Step 8: Cool and Serve
Let the muffins cool in the tin for a few minutes before transferring them to a wire rack. Serve warm or at room temperature.
Serving Suggestions
Pair with a side salad for a light meal.
Serve with a dipping sauce like marinara or pesto.
Enjoy as a portable snack for busy mornings or lunchboxes.
Cooking Tips
Add Protein: You can add cooked bacon or sausage crumbles for extra protein.
Vegetable Variations: Swap out the arugula for spinach, kale, or other greens.
Gluten-Free Option: Use certified gluten-free oats to make this recipe gluten-free.
Nutritional Benefits
High in fiber from oatmeal, supporting digestive health.
Rich in protein from cottage cheese and eggs, helping to keep you full longer.
Packed with vitamins and antioxidants from cherry tomatoes and arugula.
Dietary Information
Vegetarian-Friendly
High-Protein
Gluten-Free Option (using certified gluten-free oats)
Nutritional Facts (Per Muffin)
Calories: 150
Protein: 8g
Carbohydrates: 12g
Sugars: 2g
Fat: 9g
Saturated Fat: 4g
Cholesterol: 80mg
Sodium: 330mg
Fiber: 2g
Storage
Refrigerator: Store the muffins in an airtight container for up to 5 days.
Freezer: Freeze for up to 3 months. Reheat in the microwave or oven before serving.
Why You’ll Love This Recipe
Easy to make and perfect for meal prepping.
Nutrient-dense with fiber, protein, and healthy fats.
Customizable with your favorite vegetables or cheeses.
Great for on-the-go breakfasts or snacks.
Conclusion
These savory oatmeal muffins are an ideal way to combine healthy ingredients into a tasty, portable snack. With the perfect balance of protein, fiber, and vegetables, they’re not only satisfying but also nutritious. Make a batch to enjoy throughout the week as a versatile addition to your meal rotation.
Frequently Asked Questions
Can I make these muffins gluten-free?
Yes, simply use certified gluten-free oats to ensure the recipe is gluten-free.
Can I freeze these muffins?
Absolutely!
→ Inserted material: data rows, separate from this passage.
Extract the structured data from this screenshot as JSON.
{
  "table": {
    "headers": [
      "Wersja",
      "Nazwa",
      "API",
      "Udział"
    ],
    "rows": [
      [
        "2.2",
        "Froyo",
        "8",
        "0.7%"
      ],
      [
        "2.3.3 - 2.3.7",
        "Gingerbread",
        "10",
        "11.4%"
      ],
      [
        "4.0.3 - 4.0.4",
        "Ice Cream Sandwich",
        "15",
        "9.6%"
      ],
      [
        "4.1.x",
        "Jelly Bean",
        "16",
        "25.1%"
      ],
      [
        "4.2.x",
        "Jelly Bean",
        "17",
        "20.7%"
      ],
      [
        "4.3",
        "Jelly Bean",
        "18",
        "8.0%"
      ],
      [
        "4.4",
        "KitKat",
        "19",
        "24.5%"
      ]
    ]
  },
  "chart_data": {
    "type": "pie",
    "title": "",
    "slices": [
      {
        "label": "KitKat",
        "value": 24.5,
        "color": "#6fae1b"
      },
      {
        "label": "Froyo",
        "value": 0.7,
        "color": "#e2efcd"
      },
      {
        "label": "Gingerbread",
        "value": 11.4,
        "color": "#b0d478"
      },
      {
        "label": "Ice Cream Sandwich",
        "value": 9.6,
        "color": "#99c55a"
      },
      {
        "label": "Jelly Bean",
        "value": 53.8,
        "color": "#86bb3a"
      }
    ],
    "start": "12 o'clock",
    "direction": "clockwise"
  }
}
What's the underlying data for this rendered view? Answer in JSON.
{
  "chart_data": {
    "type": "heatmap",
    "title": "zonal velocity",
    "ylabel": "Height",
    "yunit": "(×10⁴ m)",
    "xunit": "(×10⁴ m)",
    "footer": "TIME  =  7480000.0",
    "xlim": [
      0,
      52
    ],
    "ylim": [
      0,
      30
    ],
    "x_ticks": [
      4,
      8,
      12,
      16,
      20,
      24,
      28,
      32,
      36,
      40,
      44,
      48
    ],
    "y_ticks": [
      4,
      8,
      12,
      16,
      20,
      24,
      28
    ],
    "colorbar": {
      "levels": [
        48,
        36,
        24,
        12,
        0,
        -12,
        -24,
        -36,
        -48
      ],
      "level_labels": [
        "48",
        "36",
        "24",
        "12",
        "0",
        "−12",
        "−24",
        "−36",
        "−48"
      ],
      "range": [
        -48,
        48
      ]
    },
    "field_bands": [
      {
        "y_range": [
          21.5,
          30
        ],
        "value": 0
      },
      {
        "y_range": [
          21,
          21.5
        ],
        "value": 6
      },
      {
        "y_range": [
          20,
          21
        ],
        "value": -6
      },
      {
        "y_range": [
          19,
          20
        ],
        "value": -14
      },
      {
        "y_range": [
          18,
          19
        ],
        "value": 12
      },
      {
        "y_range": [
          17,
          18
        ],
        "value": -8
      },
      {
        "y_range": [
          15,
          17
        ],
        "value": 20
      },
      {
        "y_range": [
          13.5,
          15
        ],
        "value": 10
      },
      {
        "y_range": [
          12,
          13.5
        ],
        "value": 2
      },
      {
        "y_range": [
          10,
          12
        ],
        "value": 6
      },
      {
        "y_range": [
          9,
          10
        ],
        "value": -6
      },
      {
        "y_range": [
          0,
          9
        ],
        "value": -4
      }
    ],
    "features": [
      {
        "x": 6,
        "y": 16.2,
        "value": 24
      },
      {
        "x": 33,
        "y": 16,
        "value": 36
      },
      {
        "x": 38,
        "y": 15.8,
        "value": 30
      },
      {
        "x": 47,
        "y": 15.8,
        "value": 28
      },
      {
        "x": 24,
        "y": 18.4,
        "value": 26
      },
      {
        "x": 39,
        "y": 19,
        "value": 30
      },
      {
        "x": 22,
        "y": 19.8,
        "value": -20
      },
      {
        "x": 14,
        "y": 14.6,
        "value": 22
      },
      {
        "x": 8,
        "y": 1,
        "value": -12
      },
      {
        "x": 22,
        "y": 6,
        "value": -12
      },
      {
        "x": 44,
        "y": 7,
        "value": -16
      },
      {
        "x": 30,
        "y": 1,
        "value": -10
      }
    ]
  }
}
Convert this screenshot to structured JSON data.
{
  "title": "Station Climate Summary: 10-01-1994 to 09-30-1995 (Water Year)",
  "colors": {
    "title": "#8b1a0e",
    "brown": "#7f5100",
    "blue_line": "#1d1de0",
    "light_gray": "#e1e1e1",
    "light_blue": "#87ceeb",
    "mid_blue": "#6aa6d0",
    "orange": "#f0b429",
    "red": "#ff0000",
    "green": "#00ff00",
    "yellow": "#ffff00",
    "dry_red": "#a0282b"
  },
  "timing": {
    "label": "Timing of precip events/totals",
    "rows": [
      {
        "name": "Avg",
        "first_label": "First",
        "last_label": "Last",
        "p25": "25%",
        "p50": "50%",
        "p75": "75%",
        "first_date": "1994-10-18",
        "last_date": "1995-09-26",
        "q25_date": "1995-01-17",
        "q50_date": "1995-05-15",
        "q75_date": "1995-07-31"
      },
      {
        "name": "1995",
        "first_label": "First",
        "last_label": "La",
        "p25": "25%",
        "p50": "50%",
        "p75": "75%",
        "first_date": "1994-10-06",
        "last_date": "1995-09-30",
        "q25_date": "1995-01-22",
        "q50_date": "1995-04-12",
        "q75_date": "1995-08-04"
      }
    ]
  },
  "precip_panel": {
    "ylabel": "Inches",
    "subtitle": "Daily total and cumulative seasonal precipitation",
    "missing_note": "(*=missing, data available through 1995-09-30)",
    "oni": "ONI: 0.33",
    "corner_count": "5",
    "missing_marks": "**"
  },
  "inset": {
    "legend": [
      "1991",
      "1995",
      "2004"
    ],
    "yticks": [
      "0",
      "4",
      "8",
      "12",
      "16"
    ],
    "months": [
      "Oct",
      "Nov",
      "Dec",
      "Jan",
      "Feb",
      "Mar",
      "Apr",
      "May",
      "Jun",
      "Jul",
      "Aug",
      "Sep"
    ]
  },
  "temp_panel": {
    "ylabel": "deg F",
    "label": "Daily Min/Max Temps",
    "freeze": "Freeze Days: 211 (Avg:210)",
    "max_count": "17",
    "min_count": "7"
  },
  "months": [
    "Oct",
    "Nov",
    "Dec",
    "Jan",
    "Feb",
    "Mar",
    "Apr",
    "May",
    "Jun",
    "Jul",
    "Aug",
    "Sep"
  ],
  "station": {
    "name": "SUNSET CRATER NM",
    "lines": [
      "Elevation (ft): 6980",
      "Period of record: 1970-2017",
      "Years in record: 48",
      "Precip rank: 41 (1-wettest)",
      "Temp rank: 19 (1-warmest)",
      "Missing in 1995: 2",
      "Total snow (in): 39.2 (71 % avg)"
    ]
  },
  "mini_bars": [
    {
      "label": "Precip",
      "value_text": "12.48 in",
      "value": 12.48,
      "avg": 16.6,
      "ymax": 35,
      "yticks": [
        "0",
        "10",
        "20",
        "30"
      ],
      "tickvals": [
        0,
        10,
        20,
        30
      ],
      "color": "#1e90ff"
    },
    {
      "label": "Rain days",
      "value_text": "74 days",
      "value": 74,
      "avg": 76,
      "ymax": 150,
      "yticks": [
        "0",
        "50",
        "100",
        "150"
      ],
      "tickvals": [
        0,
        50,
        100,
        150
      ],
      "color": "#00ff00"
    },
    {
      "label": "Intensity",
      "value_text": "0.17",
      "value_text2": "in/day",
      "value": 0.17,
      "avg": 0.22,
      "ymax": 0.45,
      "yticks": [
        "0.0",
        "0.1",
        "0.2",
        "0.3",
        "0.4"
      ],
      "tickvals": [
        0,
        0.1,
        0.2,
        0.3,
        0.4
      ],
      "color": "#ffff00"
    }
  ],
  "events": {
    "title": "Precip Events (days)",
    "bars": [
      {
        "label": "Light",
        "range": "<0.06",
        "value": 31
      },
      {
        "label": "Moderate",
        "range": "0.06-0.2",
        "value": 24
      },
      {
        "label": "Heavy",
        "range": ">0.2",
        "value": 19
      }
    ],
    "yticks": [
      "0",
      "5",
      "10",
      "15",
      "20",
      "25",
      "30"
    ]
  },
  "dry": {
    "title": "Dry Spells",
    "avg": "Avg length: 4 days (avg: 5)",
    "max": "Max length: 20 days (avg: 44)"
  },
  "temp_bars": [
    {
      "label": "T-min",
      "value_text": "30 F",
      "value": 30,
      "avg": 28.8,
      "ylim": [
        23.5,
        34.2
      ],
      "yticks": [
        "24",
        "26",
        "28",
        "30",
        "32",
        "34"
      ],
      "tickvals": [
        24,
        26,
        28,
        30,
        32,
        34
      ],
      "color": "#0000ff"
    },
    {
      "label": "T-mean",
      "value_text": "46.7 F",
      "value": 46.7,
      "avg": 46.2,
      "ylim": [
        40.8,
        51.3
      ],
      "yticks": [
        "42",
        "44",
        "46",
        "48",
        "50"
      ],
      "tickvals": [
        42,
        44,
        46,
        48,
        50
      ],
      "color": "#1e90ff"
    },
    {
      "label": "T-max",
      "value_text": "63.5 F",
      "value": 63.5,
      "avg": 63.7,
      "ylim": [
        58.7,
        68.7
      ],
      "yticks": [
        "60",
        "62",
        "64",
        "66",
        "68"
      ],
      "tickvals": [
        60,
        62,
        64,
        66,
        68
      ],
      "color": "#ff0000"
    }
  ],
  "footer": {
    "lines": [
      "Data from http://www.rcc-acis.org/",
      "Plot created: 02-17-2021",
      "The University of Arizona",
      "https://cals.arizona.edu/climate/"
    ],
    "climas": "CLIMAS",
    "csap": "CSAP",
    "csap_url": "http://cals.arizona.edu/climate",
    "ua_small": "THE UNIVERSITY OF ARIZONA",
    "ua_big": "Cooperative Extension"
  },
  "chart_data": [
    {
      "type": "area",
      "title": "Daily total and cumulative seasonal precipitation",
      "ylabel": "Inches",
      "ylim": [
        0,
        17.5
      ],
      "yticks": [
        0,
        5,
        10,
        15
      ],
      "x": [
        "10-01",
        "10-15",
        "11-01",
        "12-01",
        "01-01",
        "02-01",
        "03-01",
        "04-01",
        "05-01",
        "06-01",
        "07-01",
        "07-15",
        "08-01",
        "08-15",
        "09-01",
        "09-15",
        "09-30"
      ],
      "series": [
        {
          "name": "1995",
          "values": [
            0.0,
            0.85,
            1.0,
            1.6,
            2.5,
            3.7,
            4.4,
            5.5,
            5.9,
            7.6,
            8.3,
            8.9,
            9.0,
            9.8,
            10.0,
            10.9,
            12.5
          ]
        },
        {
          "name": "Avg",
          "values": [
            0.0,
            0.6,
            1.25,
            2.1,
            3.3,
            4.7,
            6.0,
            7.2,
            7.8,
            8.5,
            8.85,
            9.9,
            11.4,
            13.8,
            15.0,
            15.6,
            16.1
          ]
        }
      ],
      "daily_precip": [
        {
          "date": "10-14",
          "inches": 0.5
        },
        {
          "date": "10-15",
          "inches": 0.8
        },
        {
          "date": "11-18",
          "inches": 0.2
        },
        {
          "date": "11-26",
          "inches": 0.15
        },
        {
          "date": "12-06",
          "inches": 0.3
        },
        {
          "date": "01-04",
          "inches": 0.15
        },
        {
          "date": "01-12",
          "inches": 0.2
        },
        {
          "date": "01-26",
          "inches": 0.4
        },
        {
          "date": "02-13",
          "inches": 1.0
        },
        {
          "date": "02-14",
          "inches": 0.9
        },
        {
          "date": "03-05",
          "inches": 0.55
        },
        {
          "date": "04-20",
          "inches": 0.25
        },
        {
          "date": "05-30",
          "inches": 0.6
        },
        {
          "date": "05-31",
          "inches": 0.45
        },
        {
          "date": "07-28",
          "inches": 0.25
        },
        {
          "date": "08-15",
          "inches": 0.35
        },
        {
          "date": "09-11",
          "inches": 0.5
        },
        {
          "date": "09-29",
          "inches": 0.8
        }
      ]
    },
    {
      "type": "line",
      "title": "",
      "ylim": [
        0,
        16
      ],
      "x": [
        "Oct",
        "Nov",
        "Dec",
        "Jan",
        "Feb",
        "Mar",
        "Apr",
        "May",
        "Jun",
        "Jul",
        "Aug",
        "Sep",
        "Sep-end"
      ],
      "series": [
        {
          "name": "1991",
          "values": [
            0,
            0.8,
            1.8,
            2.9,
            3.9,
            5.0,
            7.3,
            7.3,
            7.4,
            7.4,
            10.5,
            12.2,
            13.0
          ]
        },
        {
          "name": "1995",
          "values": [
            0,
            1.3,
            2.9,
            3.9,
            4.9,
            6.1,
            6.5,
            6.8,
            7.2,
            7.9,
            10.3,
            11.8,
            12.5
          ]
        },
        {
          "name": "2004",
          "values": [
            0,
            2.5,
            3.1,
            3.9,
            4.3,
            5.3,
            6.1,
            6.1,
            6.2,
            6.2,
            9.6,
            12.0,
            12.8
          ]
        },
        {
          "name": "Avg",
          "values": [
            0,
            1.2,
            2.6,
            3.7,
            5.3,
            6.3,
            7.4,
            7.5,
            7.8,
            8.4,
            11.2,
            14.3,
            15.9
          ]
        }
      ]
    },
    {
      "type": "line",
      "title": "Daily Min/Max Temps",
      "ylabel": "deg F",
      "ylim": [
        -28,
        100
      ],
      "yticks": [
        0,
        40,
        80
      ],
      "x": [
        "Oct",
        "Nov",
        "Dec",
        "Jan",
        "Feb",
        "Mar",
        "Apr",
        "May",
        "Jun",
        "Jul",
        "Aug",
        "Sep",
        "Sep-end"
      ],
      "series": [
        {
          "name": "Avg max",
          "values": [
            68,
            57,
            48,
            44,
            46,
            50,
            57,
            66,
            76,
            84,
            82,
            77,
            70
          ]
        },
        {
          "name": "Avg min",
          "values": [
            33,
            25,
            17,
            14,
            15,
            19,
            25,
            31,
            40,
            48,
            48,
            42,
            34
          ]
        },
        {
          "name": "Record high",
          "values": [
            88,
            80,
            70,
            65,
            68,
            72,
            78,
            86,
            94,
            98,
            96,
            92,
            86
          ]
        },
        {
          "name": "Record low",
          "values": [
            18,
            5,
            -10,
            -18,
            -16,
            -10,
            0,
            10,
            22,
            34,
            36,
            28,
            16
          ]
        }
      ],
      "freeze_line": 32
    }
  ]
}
Store them in an airtight container in the freezer for up to 3 months. Reheat before serving.
Can I replace arugula with another green?
Yes, spinach, kale, or even finely chopped broccoli would work well.
Can I add meat to these muffins?
Yes, cooked bacon or sausage crumbles make a delicious addition.
Can I use regular oil instead of avocado oil?
Yes, you can substitute avocado oil with olive oil or any neutral oil.
How long do these muffins stay fresh?
These muffins stay fresh for up to 5 days in the refrigerator when stored in an airtight container.
Can I make the batter ahead of time?
You can prepare the batter in advance, but it’s best to bake the muffins right after mixing for optimal rise and texture.
What can I serve with these muffins?
Serve with a fresh salad, soup, or as part of a brunch spread with eggs and fruit.
Can I omit the cheese for a dairy-free version?
Yes, you can replace the cheese with a dairy-free alternative or simply omit it. The texture will be slightly different.
Can I add more vegetables?
Absolutely! You can add bell peppers, mushrooms, or zucchini to increase the vegetable content.